Странное дело, с расстояния самолеты в строю всегда неподвижны, всегда смотрятся красиво. Не слышишь, как командир рычит на второго пилота, как младший лидер злится на ведущего эскадрильи.
— Пропустите нас, мы в вихре сидим, — взывает кто-то к ведущему.
— Нельзя ли взять чуть пониже?
— Не можете взять чуть выше? Мы сзади за вами застряли. — и трах-тарарах, трах-тарарах.
Ведущие групп взывают к ведущим эшелонов, те вертят-крутят туда-сюда, чтоб не выбиться из построения, и вся 8-я располагается каким-то образом по местам.
Человек наземный никогда не разглядит, что нижняя эскадрилья обгоняет ведущую или что ведущий верхней эскадрильи молотит по рычагам и чуть не вспарывает свое звено собственными винтами.
С земли или для пассажиров в самолете все представляется верным, простым и легким.
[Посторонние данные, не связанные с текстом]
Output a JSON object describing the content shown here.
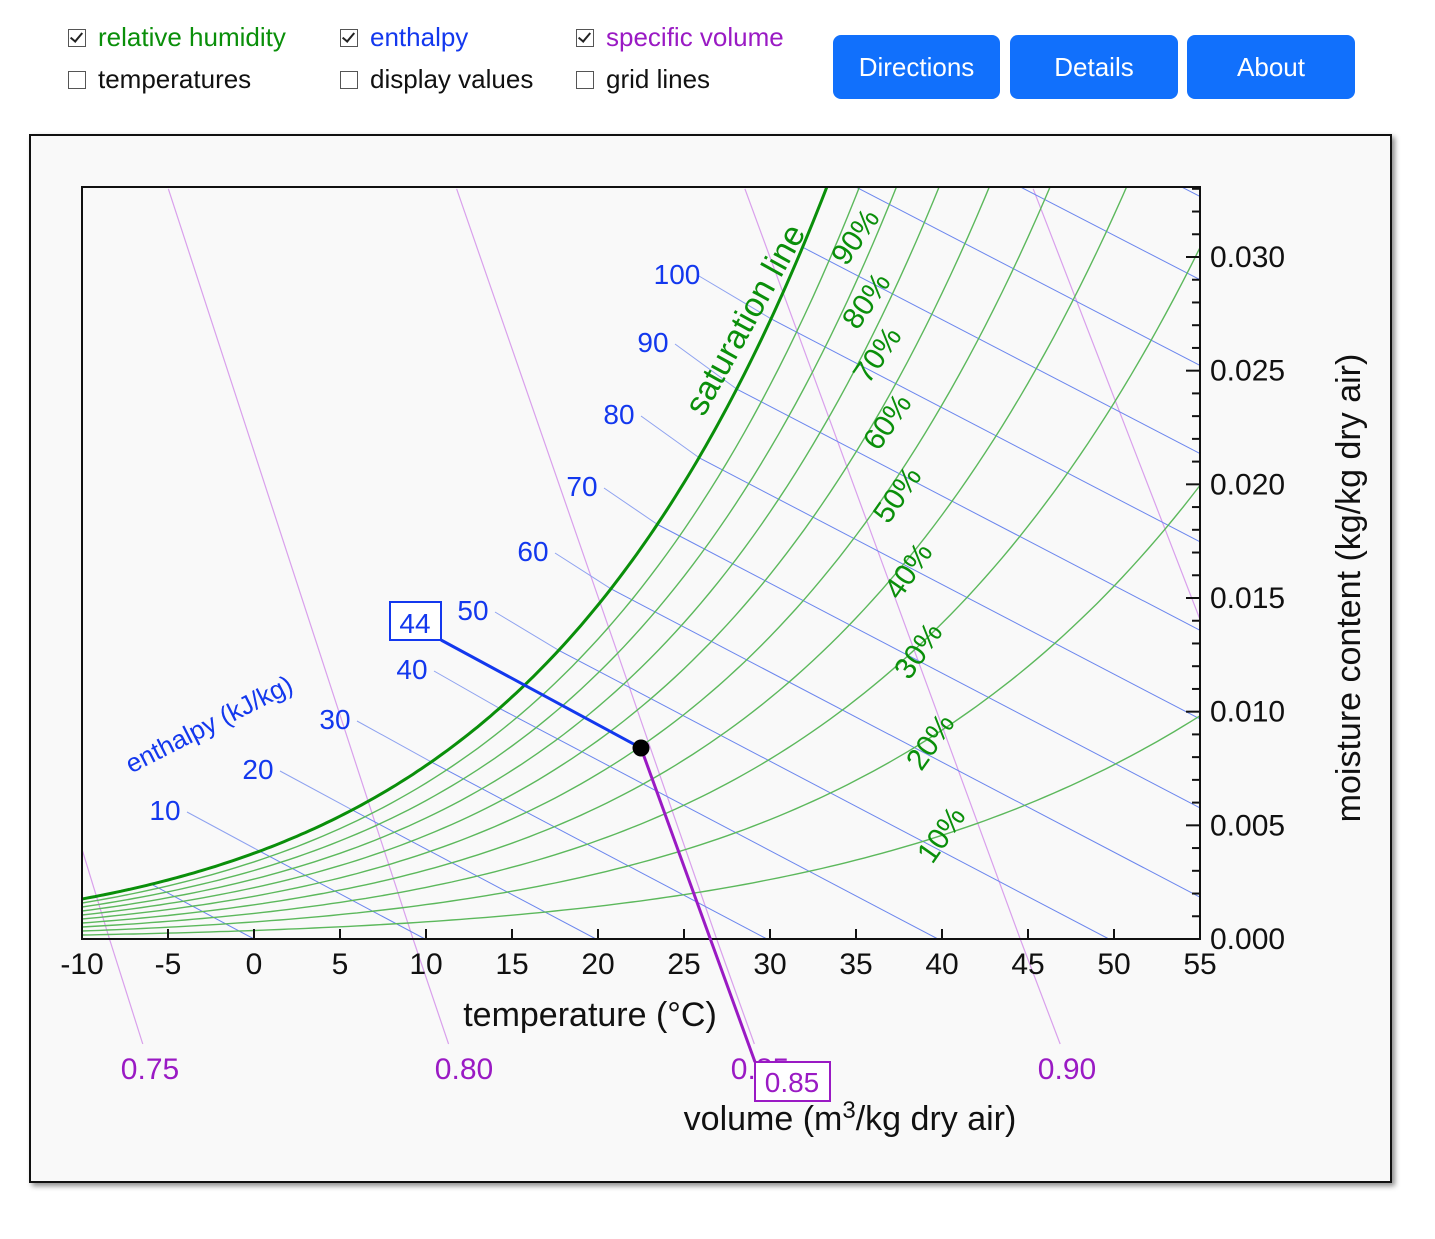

И все действительно выходит верно, если летишь как положено и цель бомбардировки необширна, выходит просто и легко, если держишь машину в строгости и знай летишь. В какие-то минуты можешь управляться всего-то двумя рычагами, поставив внешние двигатели нa постоянные обороты, а ближним моторам меняя их изредка на четверть дюйма. Но вот если ты в хвосте строя из восемнадцати машин, так целый день налезаешь на ведущего, тюкаешь по элеронам, чтоб не обогнать, и дергаешь в обратное положение, чтоб не отстать.
Строй зависит от ведущих. При хороших ведущих и эскадрильи и звена летать строем нетрудно. При плохих — это адская работа.
С того дня, как попадешь на Б-17, тебе твердят про полет в строю, что в нем весь секрет неизменного возвращения до дому. Люфтваффе всегда разыскивают отбившиеся подразделения, зависшие на полпути над Германией.
Когда немцы не высовываются несколько дней кряду, части строя растягиваются, запросто теряют плотность, пока в один прекрасный день не взревут и не выйдут на нас из облаков «сто девяностые». Тут вся нижняя эскадрилья рассыплется, а верхняя врежется в ведущую, и из всей группы вернутся домой три-четыре машины. После такого некоторое время все держатся образцовым строем.
Это всегда работа, девять часов на Берлин и обратно изматывают начисто, а если приходится выползать из-под одеяла в два часа следующего утра, начинаешь подумывать, уж не смыться ли, не оставивши адреса.
Выборы
В мае в Англии солнце вовсю. После приземления я обычно вытряхиваюсь из летных одежек и с журналом или книгой в руках ложусь на припеке, призадумываюсь и засыпаю.
Газеты и журналы еще с зимы подняли шумиху по поводу участия военнослужащих в выборах.
Как-то раз я решил написать губернатору и удостовериться, что все отлажено. И написал, что-де хочу голосовать в ближайшем ноябре и что желаю знать, какие меры предприняты в штате Колорадо, какие предпринимаются, если до сих пор не готовились.
Наутро письмо ушло полевой почтой, когда мы успели наполовину перелететь Северное море.
Некоторое время спустя прибыло письмо с грифом «Штат Колорадо».
«Уважаемый сэр! — было там написано. — Штат Колорадо предусмотрел участие военнослужащих в выборах. Вам остается лишь обратиться в управу округа с просьбой выслать избирательный бюллетень, как только таковые будут напечатаны.
Наш штат со всей готовностью вносит свой непременный вклад в это мероприятие. Если только Правительство доставит бюллетени в воинские части и обратно, большего нам не требуется.
Искренне Ваш Джон С. Вивьен. (от руки)
Джон С. Вивьем (на машинке)».
Джон С. Вивьен — губернатор Колорадо, и он по крайней мере подписал письмо, очень любезно с его стороны, что нашел для этого время.
Тут я призадумался. За месяц до того как стать курсантом, было это в 1942 году, я голосовал на ноябрьских выборах. Решался вопрос о сенаторе и массе других должностей. Я знал, кого хочу избрать сенатором, остальные имена мне ничето не говорили. Я даже не слыхал про половину тех постов.